Analyst Gabriela Borges reported that Goldman's Overall IT Spending Index declined to 65.0 from 68.0, and the IT Capital Spending Index dropped to 59.0 from 65.5. Both measures have now fallen in each survey since November 2024.
Borges noted that part of the softness in aggregated IT budgets appears linked to uncertainty around AI, saying there "may be some crowding out of category spend not tied to AI" as companies defer larger budget commitments until they have a clearer view of how AI will affect core budget categories.
Despite the weaker readings for total IT spend, AI-specific intentions are increasing. Over a three-year horizon, 42% of CIOs now expect generative AI to represent more than 10% of their IT budgets, up from 35% in the prior survey. The weighted average expectation for generative AI as a share of IT budgets stands at 10%.

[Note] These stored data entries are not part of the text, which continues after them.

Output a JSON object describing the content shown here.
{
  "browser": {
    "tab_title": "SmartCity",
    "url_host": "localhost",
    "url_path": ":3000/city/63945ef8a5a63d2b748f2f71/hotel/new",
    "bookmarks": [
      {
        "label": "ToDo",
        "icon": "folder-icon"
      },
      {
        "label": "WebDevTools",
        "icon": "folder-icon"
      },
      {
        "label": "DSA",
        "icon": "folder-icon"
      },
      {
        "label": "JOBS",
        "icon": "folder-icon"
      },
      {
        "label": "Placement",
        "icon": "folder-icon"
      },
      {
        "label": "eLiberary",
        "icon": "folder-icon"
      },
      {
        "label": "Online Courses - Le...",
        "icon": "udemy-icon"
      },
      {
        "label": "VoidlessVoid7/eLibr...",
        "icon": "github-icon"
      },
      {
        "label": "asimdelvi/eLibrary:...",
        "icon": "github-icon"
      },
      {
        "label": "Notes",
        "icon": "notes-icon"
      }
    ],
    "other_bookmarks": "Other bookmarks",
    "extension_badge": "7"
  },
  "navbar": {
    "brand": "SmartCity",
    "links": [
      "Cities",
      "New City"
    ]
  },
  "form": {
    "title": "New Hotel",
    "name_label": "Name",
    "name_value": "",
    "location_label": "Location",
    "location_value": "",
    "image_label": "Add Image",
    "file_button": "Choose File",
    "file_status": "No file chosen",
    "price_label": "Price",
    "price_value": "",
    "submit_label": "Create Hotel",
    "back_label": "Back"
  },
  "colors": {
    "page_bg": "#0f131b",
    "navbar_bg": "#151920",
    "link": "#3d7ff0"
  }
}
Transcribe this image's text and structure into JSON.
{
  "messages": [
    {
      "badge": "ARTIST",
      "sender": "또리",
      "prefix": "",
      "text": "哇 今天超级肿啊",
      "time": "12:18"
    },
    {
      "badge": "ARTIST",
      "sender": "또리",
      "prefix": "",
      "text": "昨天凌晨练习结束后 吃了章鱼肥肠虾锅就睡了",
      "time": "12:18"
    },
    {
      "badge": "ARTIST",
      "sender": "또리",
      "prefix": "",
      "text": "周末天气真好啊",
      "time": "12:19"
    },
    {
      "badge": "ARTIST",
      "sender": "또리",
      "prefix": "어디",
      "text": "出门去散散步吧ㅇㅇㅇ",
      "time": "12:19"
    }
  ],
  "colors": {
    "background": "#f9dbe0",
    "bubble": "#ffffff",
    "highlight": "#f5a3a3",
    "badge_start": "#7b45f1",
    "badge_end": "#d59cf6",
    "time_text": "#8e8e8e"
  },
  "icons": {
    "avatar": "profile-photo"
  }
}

Goldman also found that two-thirds of AI inference costs are expected to be covered by reallocating existing budgets. That reallocation includes an 18% shift away from spending on application software, a pattern that Goldman interprets as evidence AI is already compressing near-term software and labor budgets.
Hardware demand, by contrast, is strengthening sharply in the survey responses. Sixty percent of respondents said they now plan to increase server spending, a rise from 37% previously. Expectations for higher storage spending climbed to 75% from 47%.
Borges connected these shifts to supply conditions in memory markets, noting DRAM and NAND tightness as a factor driving higher average selling prices for hardware components.
On the software front, CIOs still lean toward procurement rather than in-house development. Fifty-six percent of survey participants expect to "build less and buy more," a stance Goldman suggested could temper investor worries about widespread enterprise investment in home-grown AI stacks.
What this means in practice
- Enterprises are prioritizing AI allocations even as overall IT and capital spending indices drift lower.
- Budget reallocation is the primary mechanism funding AI inference costs, with notable diversion from application software.
- Demand for servers and storage has surged in expectations, influenced by tighter DRAM and NAND supply and higher component prices.
These survey responses suggest a phase in which companies are reshaping near-term procurement and project priorities around AI capabilities, while remaining cautious about large, non-AI commitments until outcomes and budget impacts are clearer.